Brown claims his book “is a novel and, therefore, a work of fiction”. Nevertheless, on the first page he provides a list of ‘facts’, suggesting that much of what he wrote is true. This has left many wondering why they didn’t hear these exciting things at Sunday school.

In a rare interview for the National Geographic Channel, Dan Brown reaffirmed his belief in the book’s theme – that Jesus was married to one of his camp followers, Mary Magdalene, and that he had children by her.

This bloodline – not the chalice of the Last Supper – is the Holy Grail, according to Brown. In support of this view, he points to Gnostic texts, written in the early days of Christianity, and blames the male-dominated Church for declaring them heretical.

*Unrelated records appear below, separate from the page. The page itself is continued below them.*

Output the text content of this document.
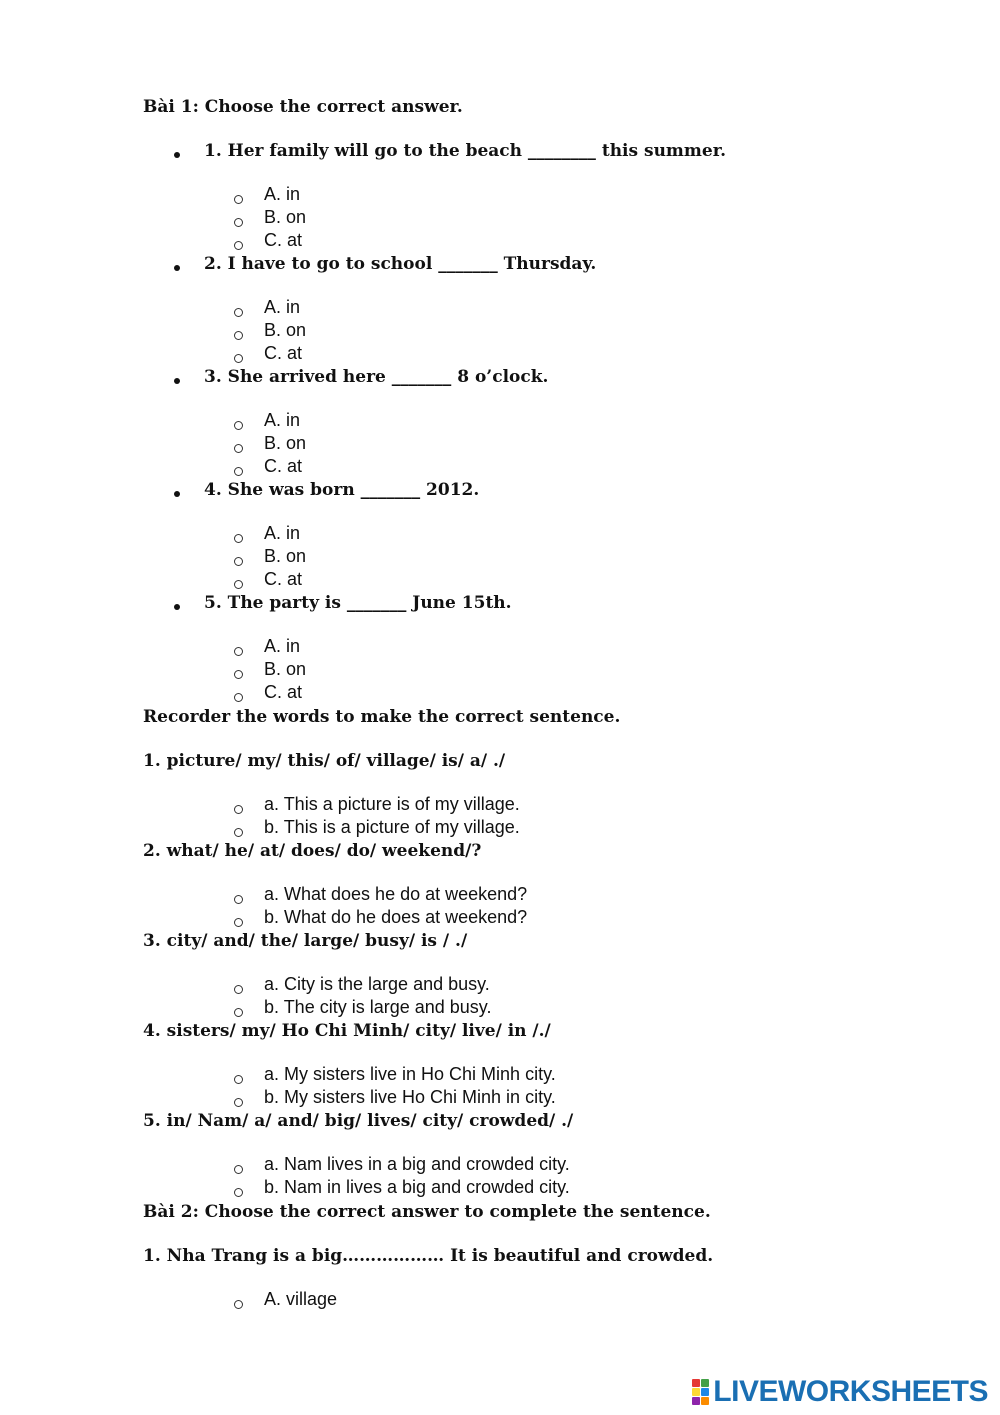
Bài 1: Choose the correct answer.
1. Her family will go to the beach ________ this summer.
A. in
B. on
C. at
2. I have to go to school _______ Thursday.
A. in
B. on
C. at
3. She arrived here _______ 8 o’clock.
A. in
B. on
C. at
4. She was born _______ 2012.
A. in
B. on
C. at
5. The party is _______ June 15th.
A. in
B. on
C. at
Recorder the words to make the correct sentence.
1. picture/ my/ this/ of/ village/ is/ a/ ./
a. This a picture is of my village.
b. This is a picture of my village.
2. what/ he/ at/ does/ do/ weekend/?
a. What does he do at weekend?
b. What do he does at weekend?
3. city/ and/ the/ large/ busy/ is / ./
a. City is the large and busy.
b. The city is large and busy.
4. sisters/ my/ Ho Chi Minh/ city/ live/ in /./
a. My sisters live in Ho Chi Minh city.
b. My sisters live Ho Chi Minh in city.
5. in/ Nam/ a/ and/ big/ lives/ city/ crowded/ ./
a. Nam lives in a big and crowded city.
b. Nam in lives a big and crowded city.
Bài 2: Choose the correct answer to complete the sentence.
1. Nha Trang is a big……………… It is beautiful and crowded.
A. village
LIVEWORKSHEETS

Brown also argues that all Jewish men married in Jesus’ time, therefore Jesus must have been married. Not so. St. Paul and about 4000 Essene monks at Qumran beside the Dead Sea were single and celibate.

Mary Magdalene is mentioned 12 times in the New Testament, 11 times during the crucifixion and resurrection. In the twelfth instance, she is one of several women out of whom Jesus cast evil spirits.

In Gnostic writings, she is a close confidant of Jesus. But even in these fanciful texts, there is no hint of sexual intimacy.

Brown’s view that Jesus was thought of as purely human until the Council of Nicea in 325 AD is wrong. A strong belief in Jesus’ divinity is at the heart of the earliest Christian writings. The Council of Nicea under Emperor Constantine decided on the nature of this divinity, not whether he was divine.

Despite Brown’s claims, there is no Christian text or mention of Jesus in the Dead Sea Scrolls.

The book’s villain, the albino Opus Dei monk, Silas, is wide of the mark. Opus Dei is not a religious order of monks, but a Catholic lay movement designed to inspire holiness.

The book’s hero who cracks the code is Robert Langdon, Professor of Religious Symbology at Harvard University. Langdon must have cheated in his exams and created a fictitious CV to get that job. In real life, he wouldn’t pass Religion 101.

Dan Brown is more interested in spinning a yarn that sells than bothering to get facts right. In this, he has been highly successful.